Aftermarket Remanufactured DDECs
When I buy parts for my F350 or my Chevy I usually go Motorcraft and ACDelco. When I don’t I go with a specialist like Timken or South Bend. I go out of my way to buy from companies that have dedicated themselves to being the best at one thing and grown a strong reputation for it. Compared to other areas of the aftermarket parts industry ECM remanufacturers are relatively small and tend to have poor reputations. Their websites are vague and the business owner almost never shows his face. If you’re running an honest business you don’t have any reason to hide. It’s no wonder as to why eBay is where you find the cheapest “reman” ECMs on the market. Anyways, I’ve been specializing in Detroits for almost a year but I still get calls from Cat and Cummins owners looking for an ECM company they can trust. Lately I tell them to go OEM because, based on what I’ve seen over the last few years, the poor reputation the industry I am in is justified and I see examples every day that reinforce that.
Many repair jobs I do are for owner operators who have been burned by bad eBay rebuilders or one of the Texas or Florida based ECM rebuilders. Some repair jobs are directly from these rebuilders and sometimes they are up front about it and sometimes they aren’t. Just last month I had this character give me an address that turned out to be a freight forwarding service down in Miami.
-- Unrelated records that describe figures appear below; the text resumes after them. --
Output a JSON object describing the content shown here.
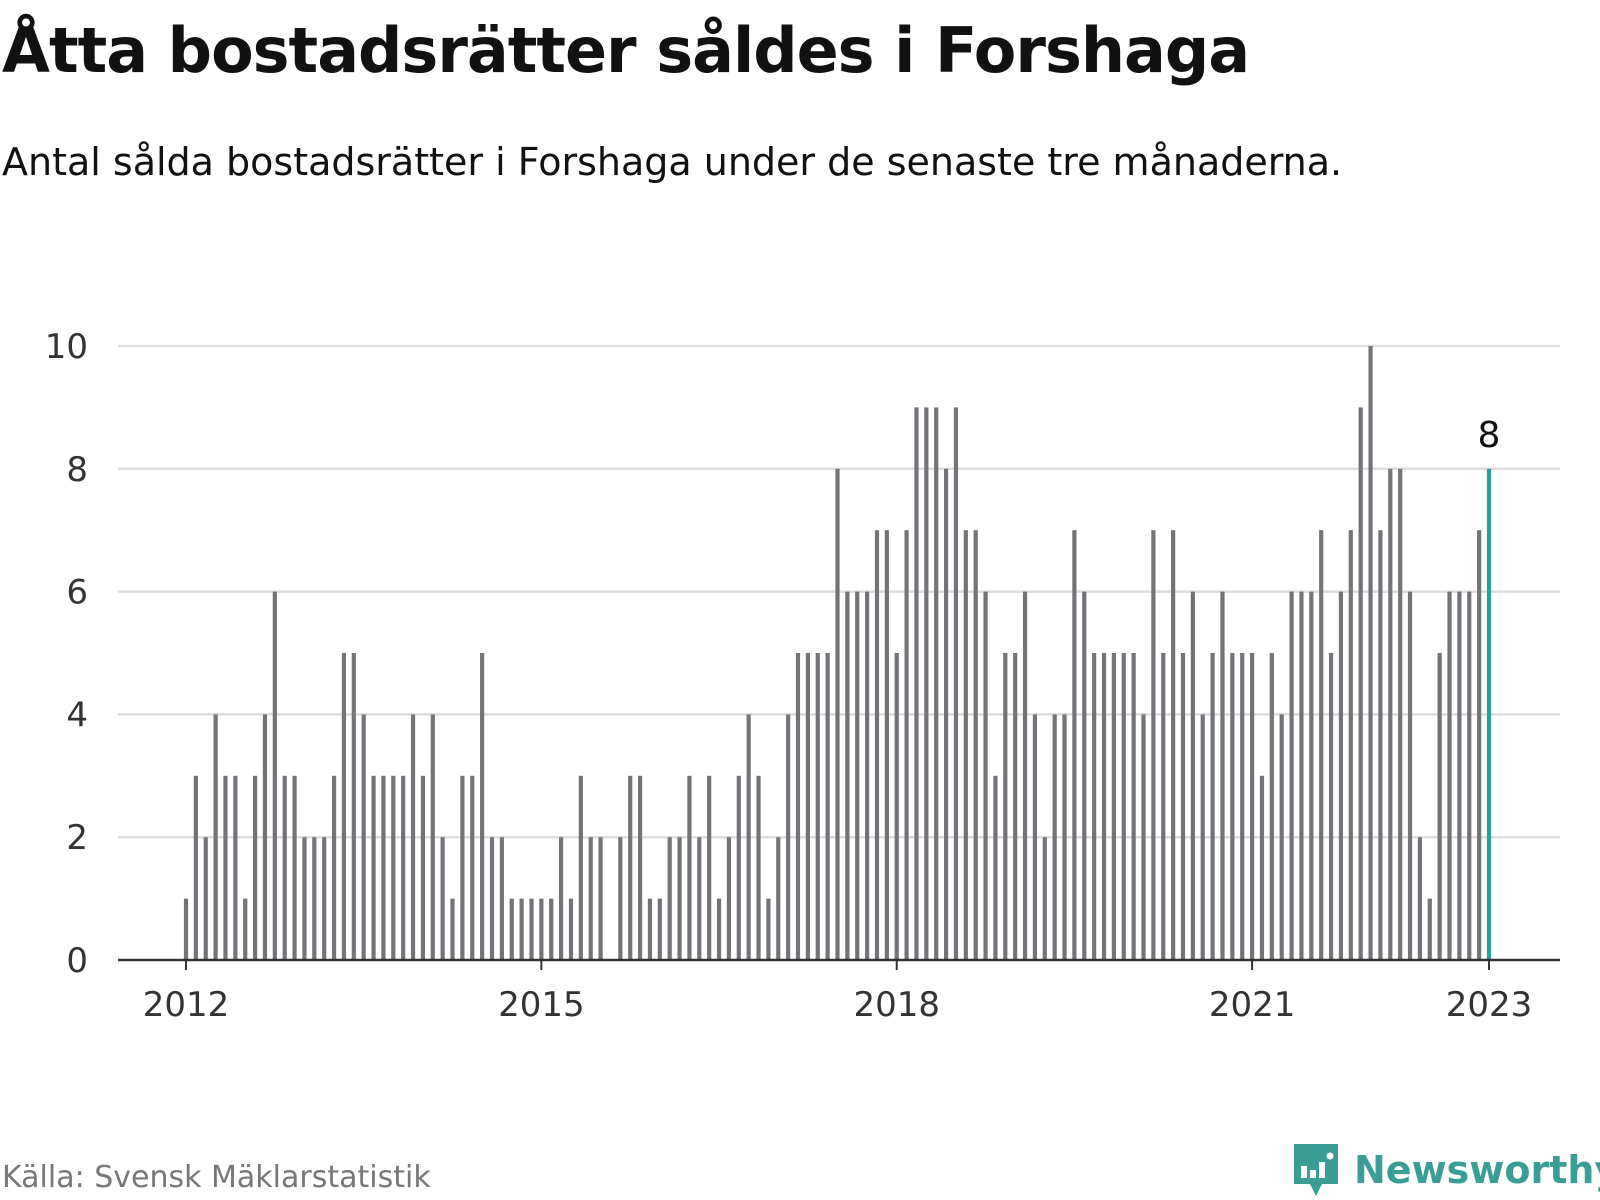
{
  "title": "Åtta bostadsrätter såldes i Forshaga",
  "subtitle": "Antal sålda bostadsrätter i Forshaga under de senaste tre månaderna.",
  "source": "Källa: Svensk Mäklarstatistik",
  "brand": {
    "name": "Newsworthy",
    "icon": "newsworthy-chart-bubble-icon"
  },
  "colors": {
    "bar": "#737378",
    "highlight": "#24a39b",
    "grid": "#dddddd",
    "axis": "#333333",
    "brand": "#3a9e96"
  },
  "chart_data": {
    "type": "bar",
    "x_ticks": [
      "2012",
      "2015",
      "2018",
      "2021",
      "2023"
    ],
    "ylim": [
      0,
      10
    ],
    "y_ticks": [
      0,
      2,
      4,
      6,
      8,
      10
    ],
    "grid": true,
    "highlight_label": "8",
    "series": [
      {
        "values": [
          1,
          3,
          2,
          4,
          3,
          3,
          1,
          3,
          4,
          6,
          3,
          3,
          2,
          2,
          2,
          3,
          5,
          5,
          4,
          3,
          3,
          3,
          3,
          4,
          3,
          4,
          2,
          1,
          3,
          3,
          5,
          2,
          2,
          1,
          1,
          1,
          1,
          1,
          2,
          1,
          3,
          2,
          2,
          0,
          2,
          3,
          3,
          1,
          1,
          2,
          2,
          3,
          2,
          3,
          1,
          2,
          3,
          4,
          3,
          1,
          2,
          4,
          5,
          5,
          5,
          5,
          8,
          6,
          6,
          6,
          7,
          7,
          5,
          7,
          9,
          9,
          9,
          8,
          9,
          7,
          7,
          6,
          3,
          5,
          5,
          6,
          4,
          2,
          4,
          4,
          7,
          6,
          5,
          5,
          5,
          5,
          5,
          4,
          7,
          5,
          7,
          5,
          6,
          4,
          5,
          6,
          5,
          5,
          5,
          3,
          5,
          4,
          6,
          6,
          6,
          7,
          5,
          6,
          7,
          9,
          10,
          7,
          8,
          8,
          6,
          2,
          1,
          5,
          6,
          6,
          6,
          7,
          8
        ]
      }
    ]
  }
}
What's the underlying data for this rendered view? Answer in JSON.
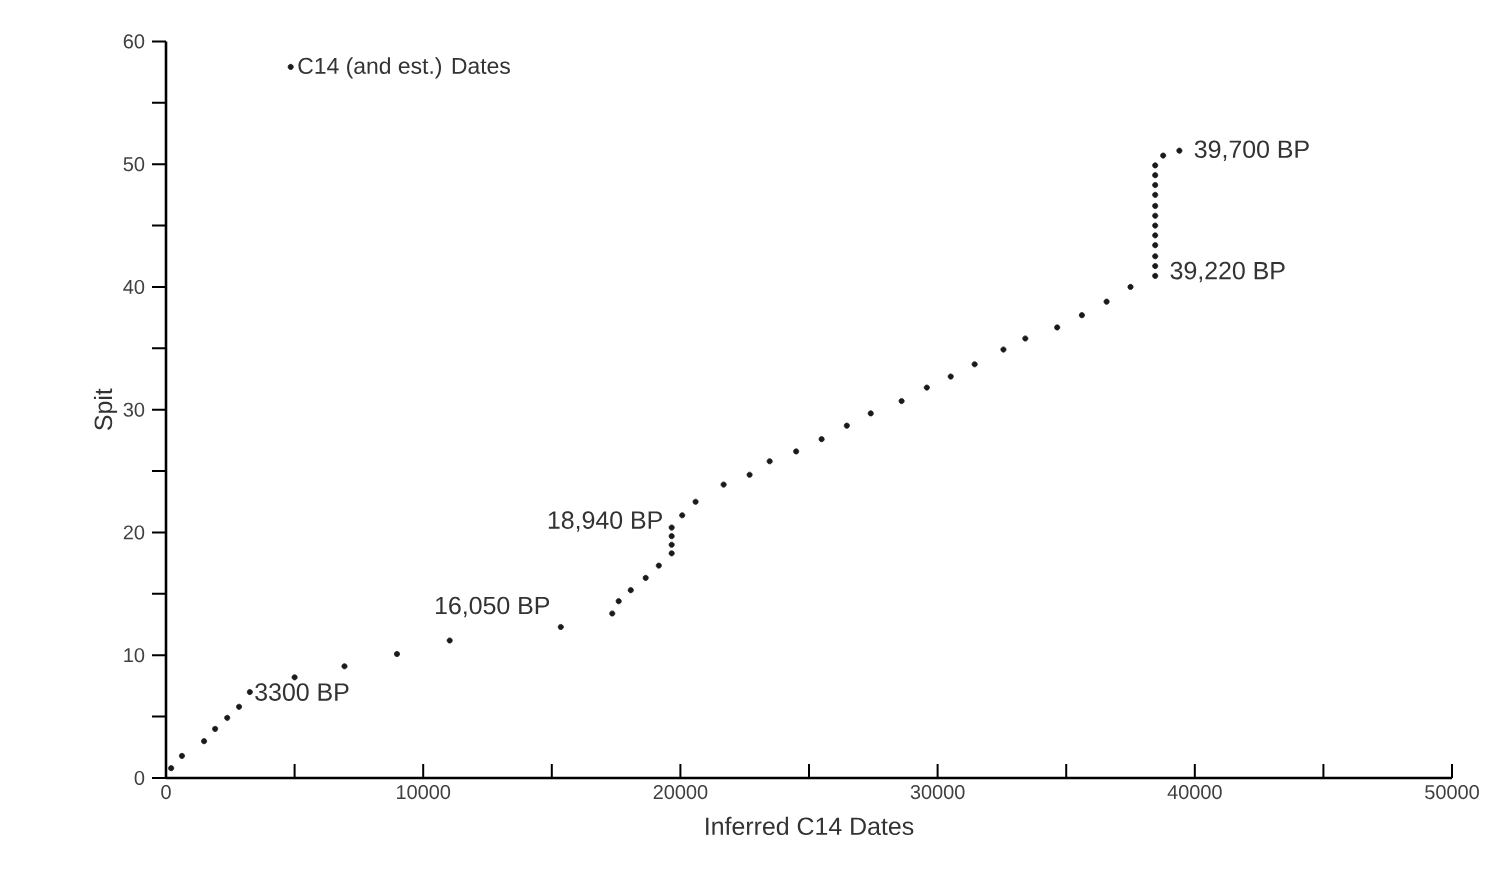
{
  "chart_data": {
    "type": "scatter",
    "xlabel": "Inferred C14 Dates",
    "ylabel": "Spit",
    "x": [
      200,
      620,
      1480,
      1910,
      2380,
      2840,
      3260,
      5000,
      6940,
      8980,
      11030,
      15350,
      17350,
      17600,
      18070,
      18650,
      19160,
      19660,
      19660,
      19660,
      19660,
      20070,
      20590,
      21680,
      22690,
      23470,
      24500,
      25490,
      26470,
      27400,
      28600,
      29580,
      30510,
      31440,
      32560,
      33410,
      34650,
      35610,
      36570,
      37500,
      38460,
      38460,
      38460,
      38460,
      38460,
      38460,
      38460,
      38460,
      38460,
      38460,
      38460,
      38460,
      38770,
      39400
    ],
    "series": [
      {
        "name": "C14 (and est.) Dates",
        "color": "#1a1a1a",
        "values": [
          0.8,
          1.8,
          3.0,
          4.0,
          4.9,
          5.8,
          7.0,
          8.2,
          9.1,
          10.1,
          11.2,
          12.3,
          13.4,
          14.4,
          15.3,
          16.3,
          17.3,
          18.3,
          19.0,
          19.7,
          20.4,
          21.4,
          22.5,
          23.9,
          24.7,
          25.8,
          26.6,
          27.6,
          28.7,
          29.7,
          30.7,
          31.8,
          32.7,
          33.7,
          34.9,
          35.8,
          36.7,
          37.7,
          38.8,
          40.0,
          40.9,
          41.7,
          42.5,
          43.4,
          44.2,
          45.0,
          45.8,
          46.6,
          47.5,
          48.3,
          49.1,
          49.9,
          50.7,
          51.1
        ]
      }
    ],
    "xlim": [
      0,
      50000
    ],
    "ylim": [
      0,
      60
    ],
    "xticks": [
      0,
      {
        "value": 5000,
        "label": null
      },
      10000,
      {
        "value": 15000,
        "label": null
      },
      20000,
      {
        "value": 25000,
        "label": null
      },
      30000,
      {
        "value": 35000,
        "label": null
      },
      40000,
      {
        "value": 45000,
        "label": null
      },
      50000
    ],
    "yticks": [
      0,
      {
        "value": 5,
        "label": null
      },
      10,
      {
        "value": 15,
        "label": null
      },
      20,
      {
        "value": 25,
        "label": null
      },
      30,
      {
        "value": 35,
        "label": null
      },
      40,
      {
        "value": 45,
        "label": null
      },
      50,
      {
        "value": 55,
        "label": null
      },
      60
    ],
    "annotations": [
      {
        "text": "3300 BP",
        "x": 3260,
        "y": 7.0
      },
      {
        "text": "16,050 BP",
        "x": 15350,
        "y": 12.3
      },
      {
        "text": "18,940 BP",
        "x": 19660,
        "y": 20.4
      },
      {
        "text": "39,220 BP",
        "x": 38460,
        "y": 41.7
      },
      {
        "text": "39,700 BP",
        "x": 39400,
        "y": 51.1
      }
    ],
    "marker": "circle",
    "legend": "top left",
    "grid": false
  }
}
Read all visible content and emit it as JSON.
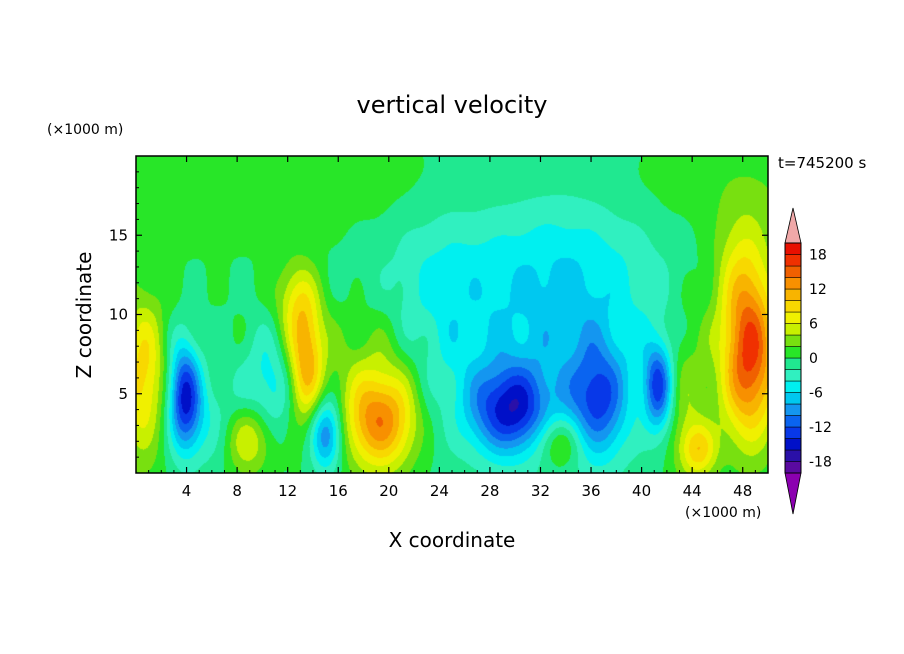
{
  "chart_data": {
    "type": "heatmap",
    "title": "vertical velocity",
    "xlabel": "X coordinate",
    "ylabel": "Z coordinate",
    "x_unit": "(×1000 m)",
    "y_unit": "(×1000 m)",
    "time_label": "t=745200 s",
    "xlim": [
      0,
      50
    ],
    "ylim": [
      0,
      20
    ],
    "x_ticks": [
      "4",
      "8",
      "12",
      "16",
      "20",
      "24",
      "28",
      "32",
      "36",
      "40",
      "44",
      "48"
    ],
    "y_ticks": [
      "5",
      "10",
      "15"
    ],
    "colorbar_ticks": [
      "18",
      "12",
      "6",
      "0",
      "-6",
      "-12",
      "-18"
    ],
    "colorbar_levels": [
      {
        "level": -21,
        "color": "#8b00b0"
      },
      {
        "level": -19,
        "color": "#5a0aa0"
      },
      {
        "level": -17,
        "color": "#2a10a8"
      },
      {
        "level": -15,
        "color": "#0010c8"
      },
      {
        "level": -13,
        "color": "#0838e8"
      },
      {
        "level": -11,
        "color": "#0a64f0"
      },
      {
        "level": -9,
        "color": "#1496f0"
      },
      {
        "level": -7,
        "color": "#00c8f0"
      },
      {
        "level": -5,
        "color": "#00f0f0"
      },
      {
        "level": -3,
        "color": "#30f0c0"
      },
      {
        "level": -1,
        "color": "#20e890"
      },
      {
        "level": 1,
        "color": "#28e628"
      },
      {
        "level": 3,
        "color": "#78e010"
      },
      {
        "level": 5,
        "color": "#c8f000"
      },
      {
        "level": 7,
        "color": "#f0f000"
      },
      {
        "level": 9,
        "color": "#f8d800"
      },
      {
        "level": 11,
        "color": "#f8b400"
      },
      {
        "level": 13,
        "color": "#f89000"
      },
      {
        "level": 15,
        "color": "#f06000"
      },
      {
        "level": 17,
        "color": "#f03000"
      },
      {
        "level": 19,
        "color": "#e81000"
      },
      {
        "level": 21,
        "color": "#f0a8a8"
      }
    ],
    "features": [
      {
        "x": 0.5,
        "z": 6.0,
        "value": 9,
        "sx": 1.3,
        "sz": 3.5
      },
      {
        "x": 3.8,
        "z": 5.0,
        "value": -14,
        "sx": 0.9,
        "sz": 2.3
      },
      {
        "x": 6.5,
        "z": 3.0,
        "value": -4,
        "sx": 2.5,
        "sz": 2.0
      },
      {
        "x": 8.8,
        "z": 2.3,
        "value": 9,
        "sx": 1.4,
        "sz": 1.6
      },
      {
        "x": 10.5,
        "z": 5.5,
        "value": -5,
        "sx": 1.5,
        "sz": 2.5
      },
      {
        "x": 13.4,
        "z": 7.2,
        "value": 12,
        "sx": 1.0,
        "sz": 2.8
      },
      {
        "x": 12.5,
        "z": 11.0,
        "value": 5,
        "sx": 1.2,
        "sz": 1.8
      },
      {
        "x": 15.0,
        "z": 2.5,
        "value": -11,
        "sx": 0.9,
        "sz": 1.6
      },
      {
        "x": 19.3,
        "z": 3.3,
        "value": 14,
        "sx": 2.0,
        "sz": 2.2
      },
      {
        "x": 19.0,
        "z": 7.5,
        "value": 3,
        "sx": 3.0,
        "sz": 2.5
      },
      {
        "x": 24.0,
        "z": 10.0,
        "value": -3,
        "sx": 3.0,
        "sz": 5.0
      },
      {
        "x": 29.5,
        "z": 4.0,
        "value": -13,
        "sx": 2.2,
        "sz": 2.0
      },
      {
        "x": 33.5,
        "z": 2.0,
        "value": 6,
        "sx": 1.3,
        "sz": 1.2
      },
      {
        "x": 36.5,
        "z": 4.5,
        "value": -10,
        "sx": 1.6,
        "sz": 2.5
      },
      {
        "x": 34.0,
        "z": 10.0,
        "value": -5,
        "sx": 5.0,
        "sz": 6.0
      },
      {
        "x": 41.3,
        "z": 5.5,
        "value": -12,
        "sx": 0.8,
        "sz": 2.0
      },
      {
        "x": 43.5,
        "z": 5.0,
        "value": 4,
        "sx": 1.3,
        "sz": 4.0
      },
      {
        "x": 44.5,
        "z": 1.5,
        "value": 8,
        "sx": 1.0,
        "sz": 1.2
      },
      {
        "x": 48.5,
        "z": 7.0,
        "value": 16,
        "sx": 1.6,
        "sz": 3.5
      },
      {
        "x": 48.0,
        "z": 12.5,
        "value": 6,
        "sx": 1.6,
        "sz": 3.0
      }
    ]
  }
}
I wouldn’t have caught on if I didn’t ask him about his injectors. He got unusually defensive when I did. He told me he was a driver not a mechanic and didn’t know what an injector was. I had another guy tell me his DDEC IV wasn’t turning the glow plugs on in his Series 60 and he wanted to know if I could kindly give him the part number of the internal battery along with a quote on the repair. It’s fun to play along but when I’ve got trucks that are down I hang up the phone. Guys like this are the reason the aftermarket ECM rebuilding industry has a bad reputation. To some of these remanufacturers a rebuild is time in a blast cabinet and a paint job. To others it’s a battery and gasket maker smeared on top of the old gasket material. For this guy it was a service plate, a used battery, a fresh sticker on the case, and nothing else. They didn’t even bother to wipe the road grime off the circuit board or out of the bottom of the case. Notice how clean the back plate is? Whoever sealed it up didn’t know and didn’t care that this DDEC had a digital signal processor issue that made the engine’s throttle run wild. Take a look at these photos. Does this look like a dead battery problem to you? Whoever sealed this up apparently thought so.